[Work in progress]
What does a radical change of physical conditions or deviation from conventions that preserve the dramaturgy of control and distribution of social roles bring to us in the moment? How can a reduced degree of social control and reductive visual information affect one set, one scene, or an emerging relational construct? What can the experience of darkness bring us?
“Mathematics of Darkness” is a theoretical and artistic experiment that examines the physical, psychological, and political conditions of collaboration, and drives still impossible relations in the cliques which are just emerging. It does it quietly, in a dark space with no boundary between the observed and the observer, between the performance and the task, between the imaginary and the action. The degree of visibility is reduced and the mechanisms of self-regulation are changing. The body becomes more alert than the head. The head, on the other hand, gives up control. Whatever separates can also unite. Whatever scares can be shared, in order to push the next moves. Like in the game, there is a task, it should be solved.
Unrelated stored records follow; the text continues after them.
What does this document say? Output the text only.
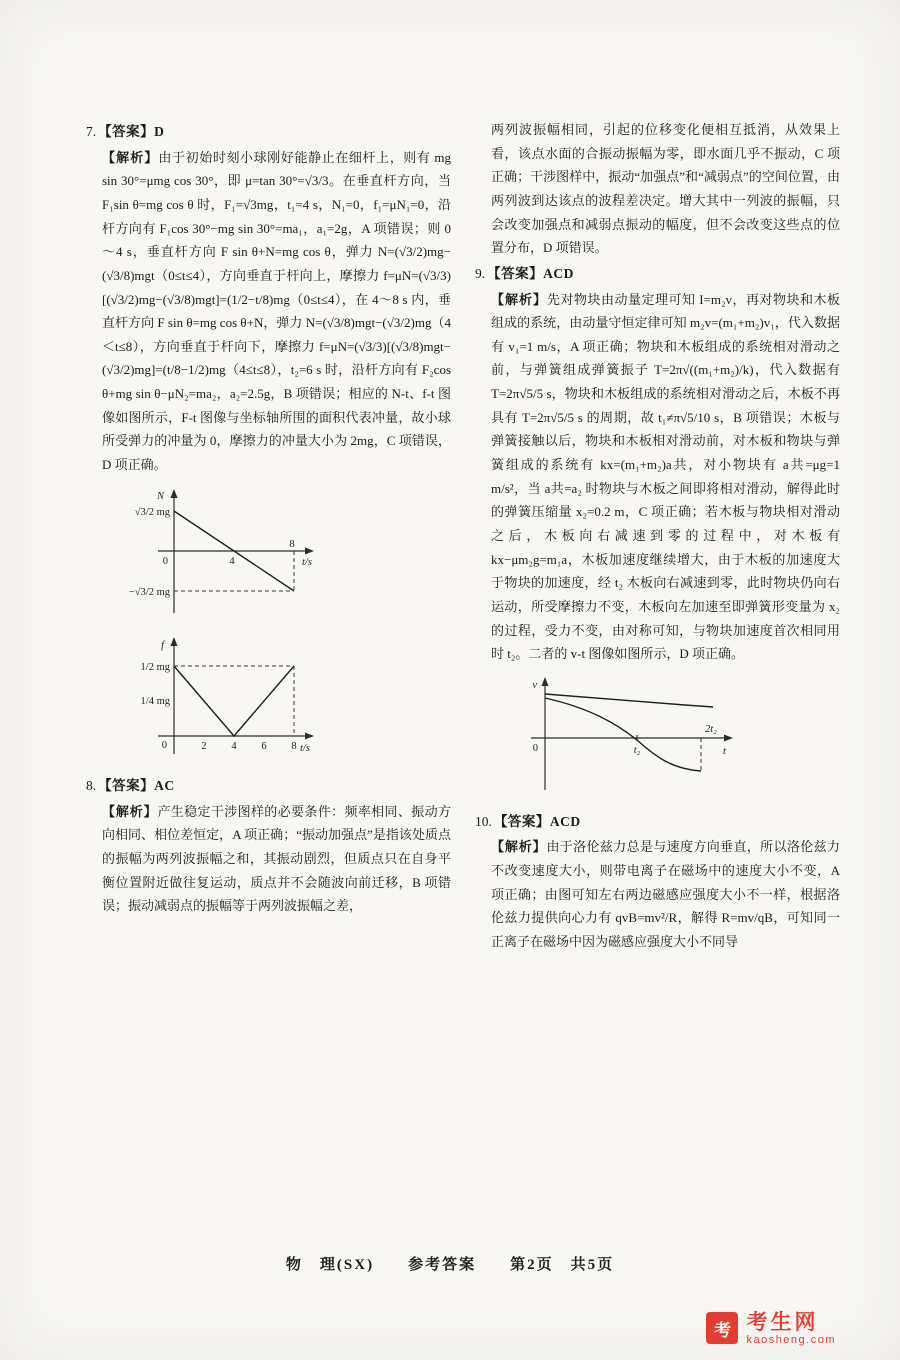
7. 【答案】D

【解析】由于初始时刻小球刚好能静止在细杆上，则有 mg sin 30°=μmg cos 30°，即 μ=tan 30°=√3/3。在垂直杆方向，当 F₁sin θ=mg cos θ 时，F₁=√3mg，t₁=4 s，N₁=0，f₁=μN₁=0，沿杆方向有 F₁cos 30°−mg sin 30°=ma₁，a₁=2g，A 项错误；则 0～4 s，垂直杆方向 F sin θ+N=mg cos θ，弹力 N=(√3/2)mg−(√3/8)mgt（0≤t≤4），方向垂直于杆向上，摩擦力 f=μN=(√3/3)[(√3/2)mg−(√3/8)mgt]=(1/2−t/8)mg（0≤t≤4），在 4～8 s 内，垂直杆方向 F sin θ=mg cos θ+N，弹力 N=(√3/8)mgt−(√3/2)mg（4＜t≤8），方向垂直于杆向下，摩擦力 f=μN=(√3/3)[(√3/8)mgt−(√3/2)mg]=(t/8−1/2)mg（4≤t≤8），t₂=6 s 时，沿杆方向有 F₂cos θ+mg sin θ−μN₂=ma₂，a₂=2.5g，B 项错误；相应的 N-t、f-t 图像如图所示，F-t 图像与坐标轴所围的面积代表冲量，故小球所受弹力的冲量为 0，摩擦力的冲量大小为 2mg，C 项错误，D 项正确。

N
√3/2 mg
0
−√3/2 mg
4
8
t/s
f
1/2 mg
1/4 mg
0	2 4 6 8 t/s
8. 【答案】AC

【解析】产生稳定干涉图样的必要条件：频率相同、振动方向相同、相位差恒定，A 项正确；“振动加强点”是指该处质点的振幅为两列波振幅之和，其振动剧烈，但质点只在自身平衡位置附近做往复运动，质点并不会随波向前迁移，B 项错误；振动减弱点的振幅等于两列波振幅之差，

两列波振幅相同，引起的位移变化便相互抵消，从效果上看，该点水面的合振动振幅为零，即水面几乎不振动，C 项正确；干涉图样中，振动“加强点”和“减弱点”的空间位置，由两列波到达该点的波程差决定。增大其中一列波的振幅，只会改变加强点和减弱点振动的幅度，但不会改变这些点的位置分布，D 项错误。

9. 【答案】ACD

【解析】先对物块由动量定理可知 I=m₂v，再对物块和木板组成的系统，由动量守恒定律可知 m₂v=(m₁+m₂)v₁，代入数据有 v₁=1 m/s，A 项正确；物块和木板组成的系统相对滑动之前，与弹簧组成弹簧振子 T=2π√((m₁+m₂)/k)，代入数据有 T=2π√5/5 s，物块和木板组成的系统相对滑动之后，木板不再具有 T=2π√5/5 s 的周期，故 t₁≠π√5/10 s，B 项错误；木板与弹簧接触以后，物块和木板相对滑动前，对木板和物块与弹簧组成的系统有 kx=(m₁+m₂)a共，对小物块有 a共=μg=1 m/s²，当 a共=a₂ 时物块与木板之间即将相对滑动，解得此时的弹簧压缩量 x₂=0.2 m，C 项正确；若木板与物块相对滑动之后，木板向右减速到零的过程中，对木板有 kx−μm₂g=m₁a，木板加速度继续增大，由于木板的加速度大于物块的加速度，经 t₂ 木板向右减速到零，此时物块仍向右运动，所受摩擦力不变，木板向左加速至即弹簧形变量为 x₂ 的过程，受力不变，由对称可知，与物块加速度首次相同用时 t₂。二者的 v-t 图像如图所示，D 项正确。

v
0	t₂
2t₂
t
10. 【答案】ACD

【解析】由于洛伦兹力总是与速度方向垂直，所以洛伦兹力不改变速度大小，则带电离子在磁场中的速度大小不变，A 项正确；由图可知左右两边磁感应强度大小不一样，根据洛伦兹力提供向心力有 qvB=mv²/R，解得 R=mv/qB，可知同一正离子在磁场中因为磁感应强度大小不同导

物　理(SX)　　参考答案　　第2页　共5页
考 考生网
kaosheng.com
It is a riddle, a social equation with a certain number of known but also more unknown. They are a space of uncertainty and intervention. Everything is allowed, there are no legalistic warnings or barriers. But there is imagination and a social imaginary. Also, there are others to work with. Collaboration removes a distance, the meanings are produced in the shadows, strengthened by relations, and motivated by prospective actions. Outcomes vary, depending on what is produced from the equation, on what is wanted and what is not wanted, on what is created on the plan of the common, and finally on the plans for moves outside the performance itself. The soft whisper and comforting darkness will end at some point, that is for sure, it is sadly timed like all art productions, but the actions remain realities, as the legacy of performing. That is the goal of the conspiracy that is just emerging – the artistic and a social one.
Duration: 33 minutes
First trial: Digital Anthropologies #9, Berlin, 25th of August 2022.